Uma pintura é semelhante a um poema. Tela ou folha branca, o artista olha para a pureza, pensa e imagina o que pretende fazer, seja com um pincel ou uma caneta.
Um poema ou uma pintura, o que têm de belo e de muito sublime, é que o artista imagina algo e passa-o para o papel ou tela, mas quem lê ou visualiza, consegue imaginar mais do que quem escreveu ou ver mais do que quem pintou. De certa forma consegue transcender o autor e mesmo assim, a sua leitura ou visualização, não deixa de ser verdadeira.

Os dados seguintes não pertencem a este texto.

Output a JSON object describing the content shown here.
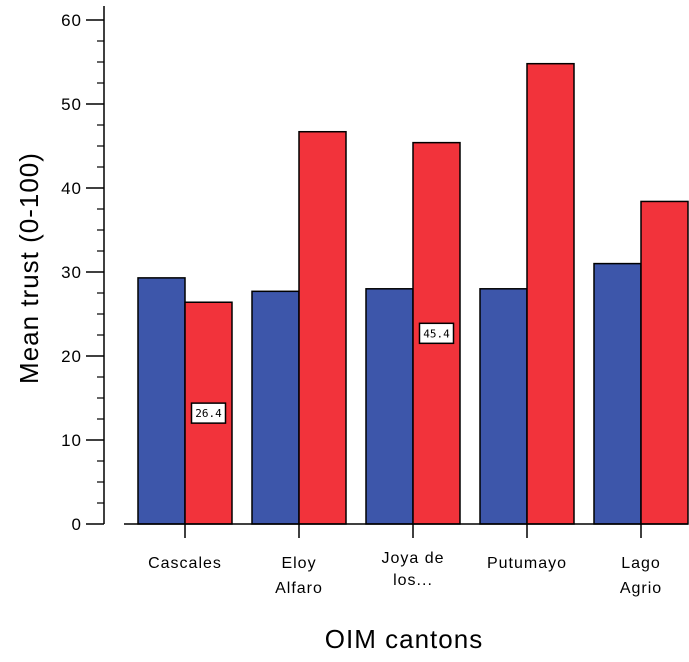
{
  "chart_data": {
    "type": "bar",
    "title": "",
    "xlabel": "OIM cantons",
    "ylabel": "Mean trust (0-100)",
    "ylim": [
      0,
      60
    ],
    "yticks": [
      0,
      10,
      20,
      30,
      40,
      50,
      60
    ],
    "categories": [
      [
        "Cascales"
      ],
      [
        "Eloy",
        "Alfaro"
      ],
      [
        "Joya de",
        "los..."
      ],
      [
        "Putumayo"
      ],
      [
        "Lago",
        "Agrio"
      ]
    ],
    "series": [
      {
        "color": "#3d56aa",
        "values": [
          29.3,
          27.7,
          28.0,
          28.0,
          31.0
        ]
      },
      {
        "color": "#f2333b",
        "values": [
          26.4,
          46.7,
          45.4,
          54.8,
          38.4
        ]
      }
    ],
    "data_labels": [
      {
        "series": 1,
        "category": 0,
        "text": "26.4"
      },
      {
        "series": 1,
        "category": 2,
        "text": "45.4"
      }
    ],
    "grid": false,
    "legend": "none"
  }
}
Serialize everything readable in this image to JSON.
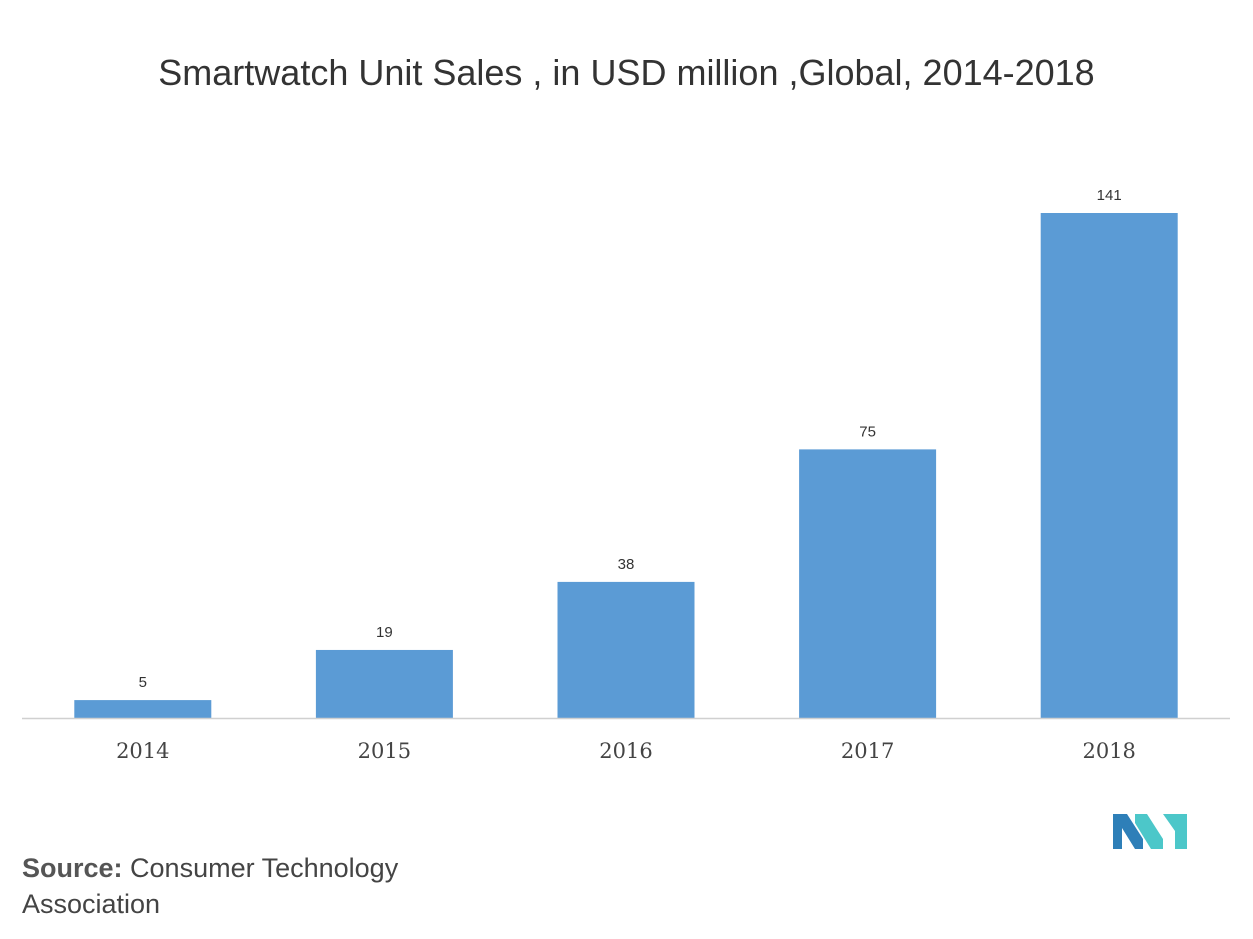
{
  "title": "Smartwatch Unit Sales , in USD million ,Global, 2014-2018",
  "source": {
    "label": "Source:",
    "text": "Consumer Technology Association"
  },
  "colors": {
    "bar": "#5b9bd5",
    "axis": "#d0d0d0",
    "logo_dark": "#2e7fb8",
    "logo_light": "#4cc7c9"
  },
  "logo": {
    "icon": "company-logo-icon"
  },
  "chart_data": {
    "type": "bar",
    "title": "Smartwatch Unit Sales , in USD million ,Global, 2014-2018",
    "categories": [
      "2014",
      "2015",
      "2016",
      "2017",
      "2018"
    ],
    "values": [
      5,
      19,
      38,
      75,
      141
    ],
    "data_labels": [
      "5",
      "19",
      "38",
      "75",
      "141"
    ],
    "xlabel": "",
    "ylabel": "",
    "ylim": [
      0,
      141
    ],
    "grid": false,
    "legend": "none"
  }
}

Esta pequena introdução vem no seguimento do retiro das Equipas de Nossa Senhora que ocorreu no salão do Seminário Episcopal de Angra do Heroísmo, no 2º fim-de-semana do corrente mês. Ao centro ali estava a tela representando o Bom Pastor que é Jesus O Cristo, mas também os Bons Pastores que daquele estabelecimento de ensino saíram, saem e continuarão a sair, enquanto Deus assim O quiser.
Apesar de estar concentrado nas palavras que o Padre José Manuel Pereira de Almeida ia proferindo e no que elas me transmitiam, por vezes o meu olhar fugia para a pintura.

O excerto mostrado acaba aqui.